Because of architecture’s extraordinary aversion to taking on risk, new material innovations first emerge in other fields. The splendid Elytra Filament Pavilion, recently installed at the Victoria and Albert Museum, is a terrific example. Made of glass and carbon fiber composites, the structure is intended to test a possible future for architecture. Its construction makes use of automated winding processes that are new to architecture, but that are already well understood in the manufacture of ATL/AFP composites. We can thank aerospace and marine manufacturers, athletes, and others for that; but perhaps no one more than Edison, who first created carbon filaments 135 years ago.
The Elytra Pavilion illustrates a traditional, low-risk approach to materials-based innovation in architecture: copying from others. New materials might eventually arrive in architecture, but only after they are already established in sectors that have made use of these innovations for decades, or even centuries. Elytra shows us that we’re now, finally, finding architectural applications for fiber-reinforced polymers in a substantial way. It took millennia for cast iron to have a significant impact on architecture, after finding its way into common products, tools, warfare, and transportation. Reinforced concrete’s adoption was much quicker, but began with boats and planters. Irrespective of the material, materials-based innovation in architecture has shared a common trajectory, and it’s slow because others do the R&D for us.

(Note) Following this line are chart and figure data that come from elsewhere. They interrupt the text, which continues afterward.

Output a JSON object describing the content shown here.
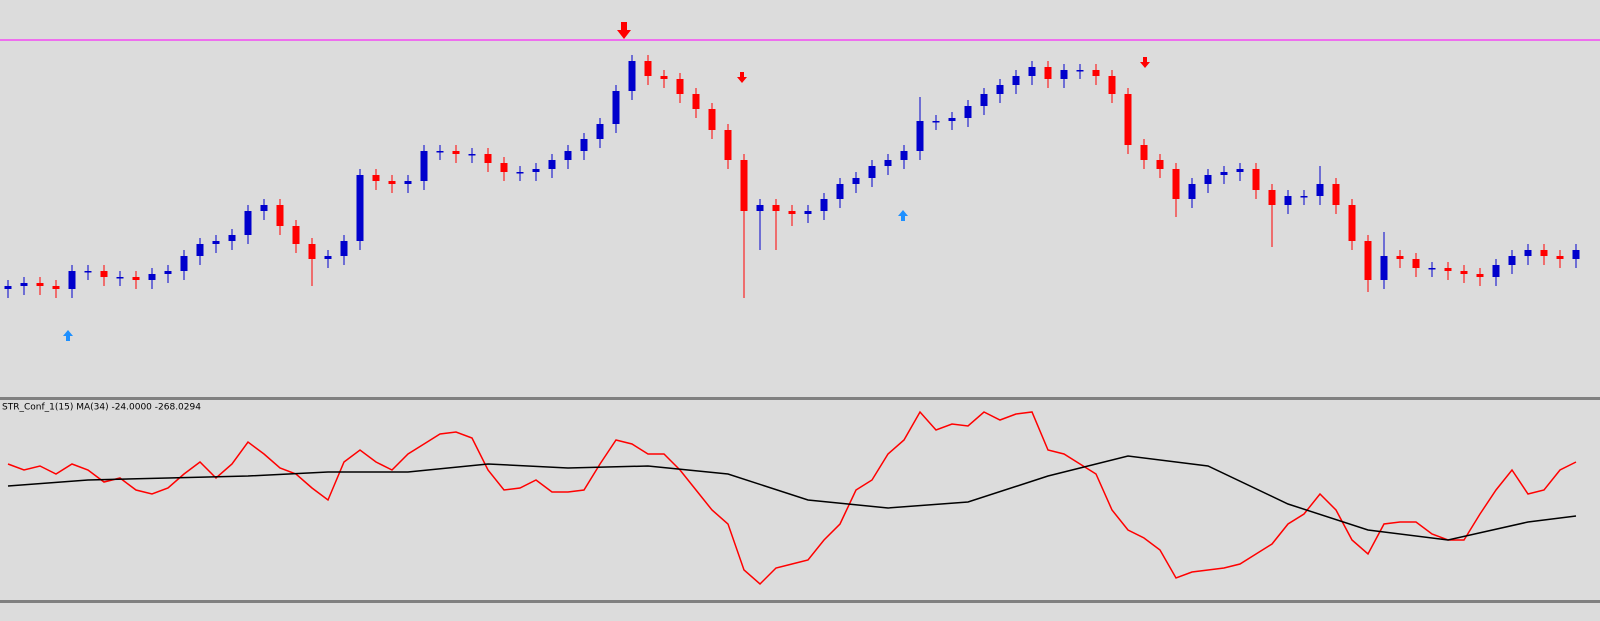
{
  "chart_data": [
    {
      "type": "candlestick",
      "open": [
        37,
        38,
        39,
        38,
        37,
        43,
        43,
        41,
        41,
        40,
        42,
        43,
        48,
        52,
        53,
        55,
        63,
        65,
        58,
        52,
        47,
        48,
        53,
        75,
        73,
        72,
        73,
        83,
        83,
        82,
        82,
        79,
        76,
        76,
        77,
        80,
        83,
        87,
        92,
        103,
        113,
        108,
        107,
        102,
        97,
        90,
        80,
        63,
        65,
        63,
        62,
        63,
        67,
        72,
        74,
        78,
        80,
        83,
        93,
        93,
        94,
        98,
        102,
        105,
        108,
        111,
        107,
        110,
        110,
        108,
        102,
        85,
        80,
        77,
        67,
        72,
        75,
        76,
        77,
        70,
        65,
        68,
        68,
        72,
        65,
        53,
        40,
        48,
        47,
        44,
        44,
        43,
        42,
        41,
        45,
        48,
        50,
        48,
        47
      ],
      "high": [
        40,
        41,
        41,
        40,
        45,
        45,
        45,
        43,
        43,
        44,
        45,
        50,
        54,
        55,
        57,
        65,
        67,
        67,
        60,
        54,
        50,
        55,
        77,
        77,
        75,
        75,
        85,
        85,
        85,
        84,
        84,
        81,
        78,
        79,
        82,
        85,
        89,
        94,
        105,
        115,
        115,
        110,
        109,
        104,
        99,
        92,
        82,
        67,
        67,
        65,
        65,
        69,
        74,
        76,
        80,
        82,
        85,
        101,
        95,
        96,
        100,
        104,
        107,
        110,
        113,
        113,
        112,
        112,
        112,
        110,
        104,
        87,
        82,
        79,
        74,
        77,
        78,
        79,
        79,
        72,
        70,
        70,
        78,
        74,
        67,
        55,
        56,
        50,
        49,
        46,
        46,
        45,
        44,
        47,
        50,
        52,
        52,
        50,
        52
      ],
      "low": [
        34,
        35,
        35,
        34,
        34,
        40,
        38,
        38,
        37,
        37,
        39,
        40,
        45,
        49,
        50,
        52,
        60,
        55,
        49,
        38,
        44,
        45,
        50,
        70,
        69,
        69,
        70,
        80,
        79,
        79,
        76,
        73,
        73,
        73,
        74,
        77,
        80,
        84,
        89,
        100,
        105,
        104,
        99,
        94,
        87,
        77,
        34,
        50,
        50,
        58,
        59,
        60,
        64,
        69,
        71,
        75,
        77,
        80,
        90,
        90,
        91,
        95,
        99,
        102,
        105,
        104,
        104,
        107,
        105,
        99,
        82,
        77,
        74,
        61,
        64,
        69,
        72,
        73,
        67,
        51,
        62,
        65,
        65,
        62,
        50,
        36,
        37,
        44,
        41,
        41,
        40,
        39,
        38,
        38,
        42,
        45,
        45,
        44,
        44
      ],
      "close": [
        38,
        39,
        38,
        37,
        43,
        43,
        41,
        41,
        40,
        42,
        43,
        48,
        52,
        53,
        55,
        63,
        65,
        58,
        52,
        47,
        48,
        53,
        75,
        73,
        72,
        73,
        83,
        83,
        82,
        82,
        79,
        76,
        76,
        77,
        80,
        83,
        87,
        92,
        103,
        113,
        108,
        107,
        102,
        97,
        90,
        80,
        63,
        65,
        63,
        62,
        63,
        67,
        72,
        74,
        78,
        80,
        83,
        93,
        93,
        94,
        98,
        102,
        105,
        108,
        111,
        107,
        110,
        110,
        108,
        102,
        85,
        80,
        77,
        67,
        72,
        75,
        76,
        77,
        70,
        65,
        68,
        68,
        72,
        65,
        53,
        40,
        48,
        47,
        44,
        44,
        43,
        42,
        41,
        45,
        48,
        50,
        48,
        47,
        50
      ],
      "up_color": "#0000cc",
      "down_color": "#ff0000",
      "ylim": [
        0,
        133
      ],
      "level": 120,
      "level_color": "#ff00ff"
    },
    {
      "type": "line",
      "title": "STR_Conf_1(15) MA(34) -24.0000 -268.0294",
      "series": [
        {
          "color": "#ff0000",
          "values": [
            68,
            65,
            67,
            63,
            68,
            65,
            59,
            61,
            55,
            53,
            56,
            63,
            69,
            61,
            68,
            79,
            73,
            66,
            63,
            56,
            50,
            69,
            75,
            69,
            65,
            73,
            78,
            83,
            84,
            81,
            65,
            55,
            56,
            60,
            54,
            54,
            55,
            68,
            80,
            78,
            73,
            73,
            65,
            55,
            45,
            38,
            15,
            8,
            16,
            18,
            20,
            30,
            38,
            55,
            60,
            73,
            80,
            94,
            85,
            88,
            87,
            94,
            90,
            93,
            94,
            75,
            73,
            68,
            63,
            45,
            35,
            31,
            25,
            11,
            14,
            15,
            16,
            18,
            23,
            28,
            38,
            43,
            53,
            45,
            30,
            23,
            38,
            39,
            39,
            33,
            30,
            30,
            43,
            55,
            65,
            53,
            55,
            65,
            69
          ]
        },
        {
          "color": "#000000",
          "x": [
            0,
            5,
            10,
            15,
            20,
            25,
            30,
            35,
            40,
            45,
            50,
            55,
            60,
            65,
            70,
            75,
            80,
            85,
            90,
            95,
            98
          ],
          "values": [
            57,
            60,
            61,
            62,
            64,
            64,
            68,
            66,
            67,
            63,
            50,
            46,
            49,
            62,
            72,
            67,
            48,
            35,
            30,
            39,
            42
          ]
        }
      ],
      "ylim": [
        0,
        100
      ]
    }
  ]
}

And nanomaterials in architecture? Their trajectory is no different. They emerged in cosmetics and apparel some time ago, and are now found in countless manufactured products. Even though their adoption in architecture might be slow, nanomaterials are already well on the path to changing architecture over the next 135 years. It will happen. They’re in manufacturing streams already, and architecture is overly dependent upon a profusion of manufactured products that have been created by others, so the impact of nanomaterials should be significant.
Like electricity, nanomaterials will become a vital aspect of architecture. They will enable us to do things, to make things that were not possible before. And because many nanomaterials are being developed as molecular machines––that is to say, materials that perform as autonomous devices––they will bestow new behaviors on architecture. For example, nanomaterials should enable us to fully experience an architecture of effects, where spaces perform acts that engage our senses directly, without the need for AR augmentation.
There is already evidence for this in an assortment of nanomaterials that could one day serve as instruments for achieving a responsive architecture of effects, where architectural character once again matters. If the behavior of architecture is to exhibit a change in shape, or a change in color, or to emit light, or self-heal, or self-assemble and self-destruct, there will be nanostructured materials for achieving that. Their predecessors already exist in the form of: Azobenzene, Spiropyrans, Quantum Dots, Disulfides, Rotaxanes, Catenanes, etc. We’re ready, manufacturers. Bring it.